Alors, on discuta. Réalisme était bien vite dit. Mais le jeune homme ne voulait pas du tout du réalisme.

— Dans rien, entendez-vous ! disait-il en haussant la voix, dans rien ! ça dégrade l’art.

On finirait par voir de jolies choses sur les planches ! Pourquoi Noëmi ne poussait-elle pas les suites jusqu’au bout ? Et il ébaucha un geste qui scandalisa toutes ces dames. Fi ! l’horreur ! Mais madame Deberle ayant placé sa phrase sur l’effet prodigieux que l’actrice produisait, et madame Levasseur ayant raconté qu’une dame avait perdu connaissance au balcon, on convint que c’était un grand succès. Ce mot arrêta net la discussion.

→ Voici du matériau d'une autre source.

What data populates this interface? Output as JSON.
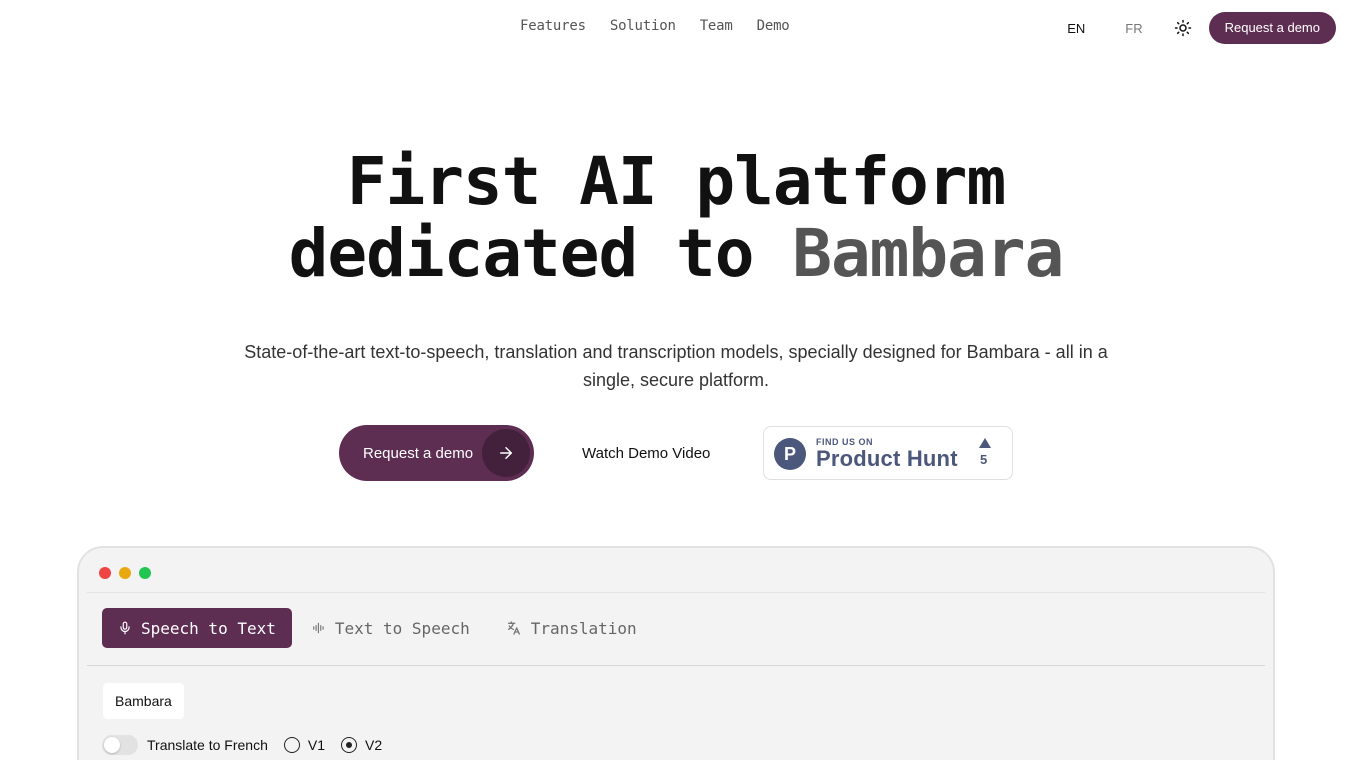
{
  "nav": {
    "links": [
      "Features",
      "Solution",
      "Team",
      "Demo"
    ],
    "lang_en": "EN",
    "lang_fr": "FR",
    "theme_icon": "sun-icon",
    "demo_label": "Request a demo"
  },
  "hero": {
    "title_line1": "First AI platform",
    "title_line2_a": "dedicated to ",
    "title_line2_b": "Bambara",
    "subtitle": "State-of-the-art text-to-speech, translation and transcription models, specially designed for Bambara - all in a single, secure platform."
  },
  "cta": {
    "primary_label": "Request a demo",
    "primary_icon": "arrow-right-icon",
    "watch_label": "Watch Demo Video",
    "product_hunt": {
      "small": "FIND US ON",
      "big": "Product Hunt",
      "logo": "P",
      "count": "5"
    }
  },
  "demo_window": {
    "tabs": [
      {
        "label": "Speech to Text",
        "icon": "microphone-icon",
        "active": true
      },
      {
        "label": "Text to Speech",
        "icon": "waveform-icon",
        "active": false
      },
      {
        "label": "Translation",
        "icon": "translate-icon",
        "active": false
      }
    ],
    "language_chip": "Bambara",
    "translate_toggle_label": "Translate to French",
    "translate_toggle_on": false,
    "versions": [
      {
        "label": "V1",
        "selected": false
      },
      {
        "label": "V2",
        "selected": true
      }
    ]
  },
  "colors": {
    "brand": "#5e2d52",
    "brand_dark": "#43203b",
    "product_hunt": "#4b587c"
  }
}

Le jeune homme, dans un fauteuil, s’allongeait au milieu des jupes étalées. Il paraissait très-intime chez le docteur. Il avait pris machinalement une fleur dans une jardinière et la mâchonnait. Madame Deberle lui demanda :

— Est-ce que vous avez lu le roman…?

Mais il ne la laissa pas achever et répondit d’un air supérieur :

— Je ne lis que deux romans par an.

Quant à l’exposition du cercle des Arts, elle ne valait vraiment pas qu’on se dérangeât. Puis, tous les sujets de conversation du jour étant épuisés, il vint s’accouder au petit canapé de Juliette, avec laquelle il échangea quelques mots à voix basse, pendant que les autres dames causaient vivement entre elles.